Covid-19 Contact Tracing App

Design Process

Low-Fidelity Prototype

The low-fidelity prototype was based on a series of interviews our team conducted with Northeastern students. After consolidating our interview notes, we created an affinity diagram broken into seven major areas of interest: Opinions about contact tracing apps, Privacy, Wellness Checks & Test Scheduling, Desired Info if Notified of Contact, Desired Info if Reported Positive, Pros/Cons of Iceland Tracking App and Other Requests. We used this data to come up with requirement states and tasks based on relevant information and user requests.

From the requirement statements, we began by sketching thumbnails on our own before discussing what the user scenarios might be as a group. After creating concrete user scenarios and personas, we created the first wireframe prototype using Figma.

Insights:

It was eye-opening to see how each individual in the group focused their attention on a different area of the sketches. While I spent a lot of time thinking about the best process to go about reporting a positive test, others focused their time on navigation or the confirmation process. If we had all just tried to start collaboratively making sketches immediately without first creating sketches on our own, we would have missed out on some interesting ideas, and our thoughts would have been less organized. Going through the ideation process in this way showed us how valuable it is to sketch, brainstorm, and explore concepts on your own before working in a group. The ideation process was also insightful because it allowed us to see what assumptions or biases we each may have had about the ideal design of the app. For example,  part of my design featured a way for users to “reset” their positive status once they recovered from the virus, which led to us asking “what happens after users are no longer positive?” Each of us had different insights about how to tackle this problem; we first discussed having the user handle their positive covid status, and then shifted towards making the covid status of a user more dependent on test results and northeastern administration.

Medium-Fidelity Prototype

Using the low-fidelity mock-ups we asked students for feedback on designs. We took that user feedback and reanalyzed our designs. This culminated in both layout, flow, and copy changes. After rethinking the design, we updated the user scenarios accordingly. We performed a formative evaluation of the designs with a different set of students. We took notes on issues and kept track of possible solutions/recommendations.
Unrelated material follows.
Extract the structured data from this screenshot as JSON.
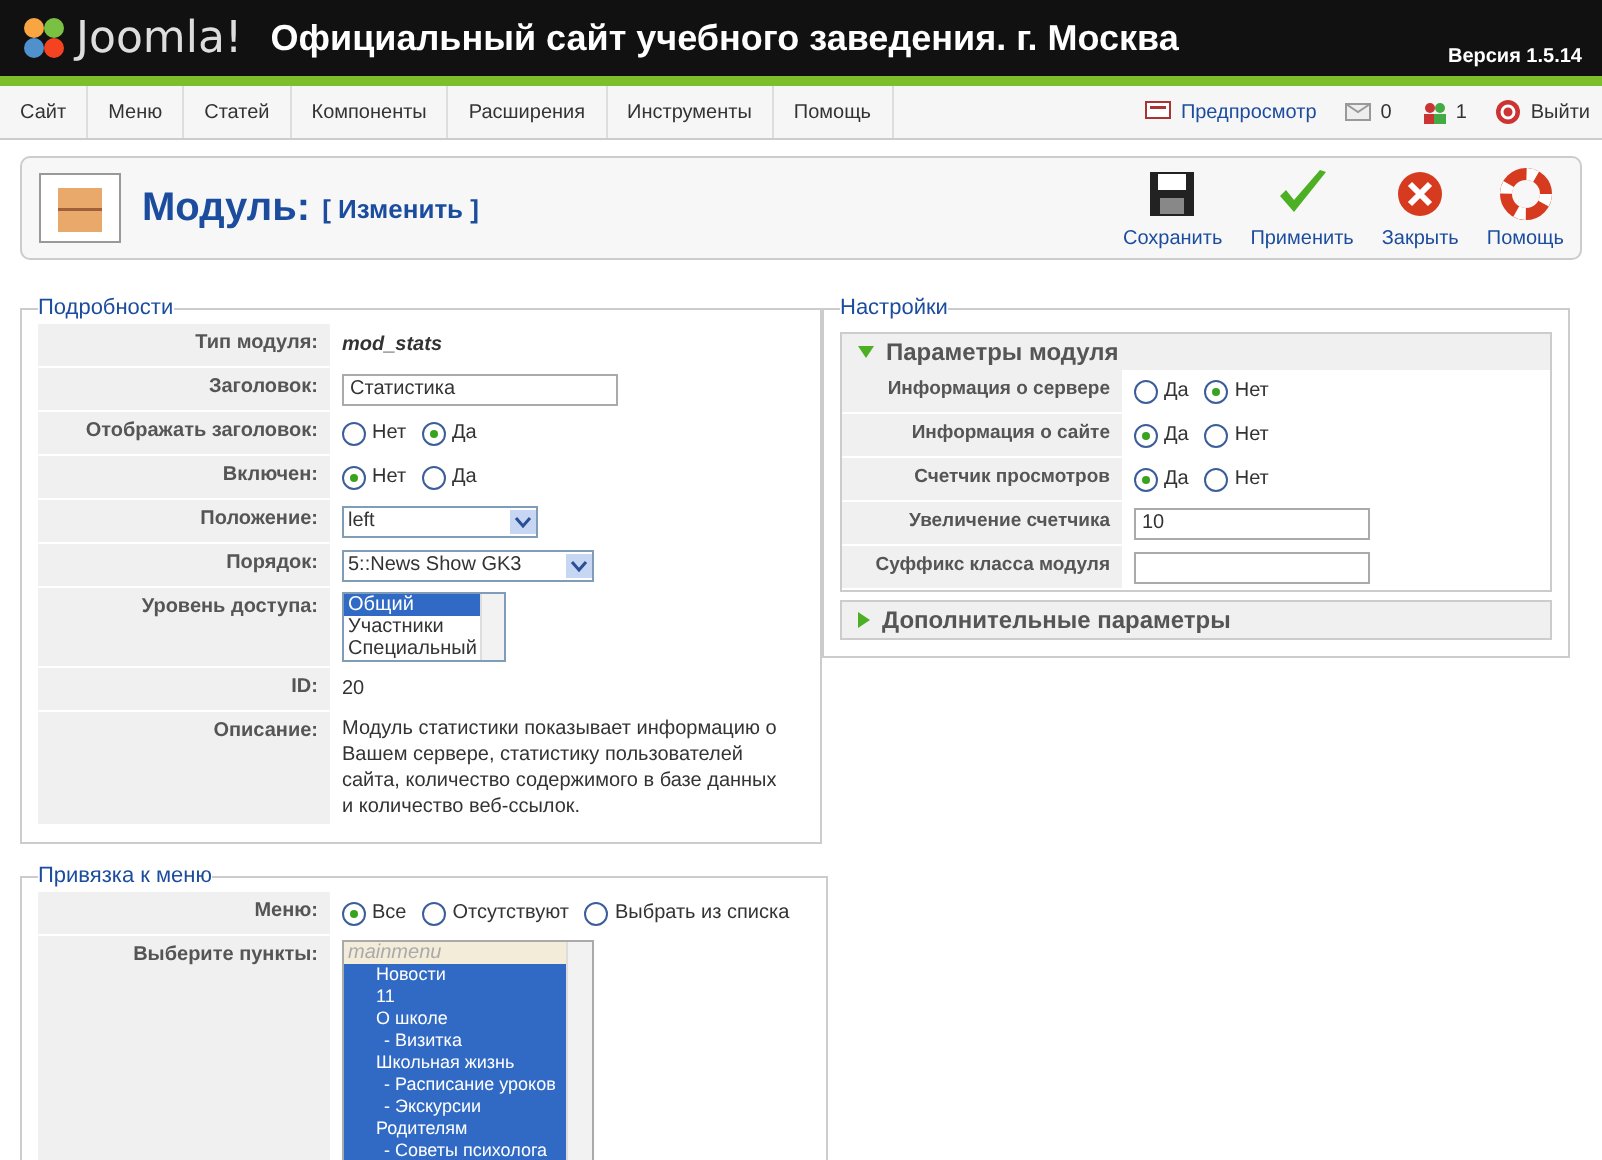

Finally we developed our Medium-fidelity prototype.

High-Fidelity Prototype

Once the medium-fidelity prototype was ready for testing, we constructed a summative evaluation plan. This included a list of objectives we wanted to test during the usability test. Based on our user scenarios, we developed test scenarios and tasks for the user to complete. We continued to develop our final prototype for students to test.

Final Report

While conducting our usability tests, we collected metrics on task-based efficiency, task-based effectiveness, and overall user satisfaction. To measure task-based efficiency, we measured time-on-task (per participant), as well as provided the users an ASQ survey at the end of each task to subjectively measure task difficulty. For time-on-task, we measured how long the user spent on each task (from when they navigated to the prototype link, to the moment in which they had completed the last subtask of the task). At the end of each task, before the user could move on to the next task, we asked the user to fill out a quick, three-question survey (ASQ) to rate the difficulty of task completion. The metrics were calculated using the online platform Qualtrics. 

Lastly to measure overall satisfaction, we provided the users a 10 question SUS survey after they completed all 14 tasks. The data was collected by the same Qualtrics survey linked in the appendix. The questionnaire asked questions about the user’s entire experience with the app, it was not task-based. In total, we used five different metrics to analyze the usability of our application. At the end of the usability test, we asked the users a set of open-ended questions to gain more insight into the user experience.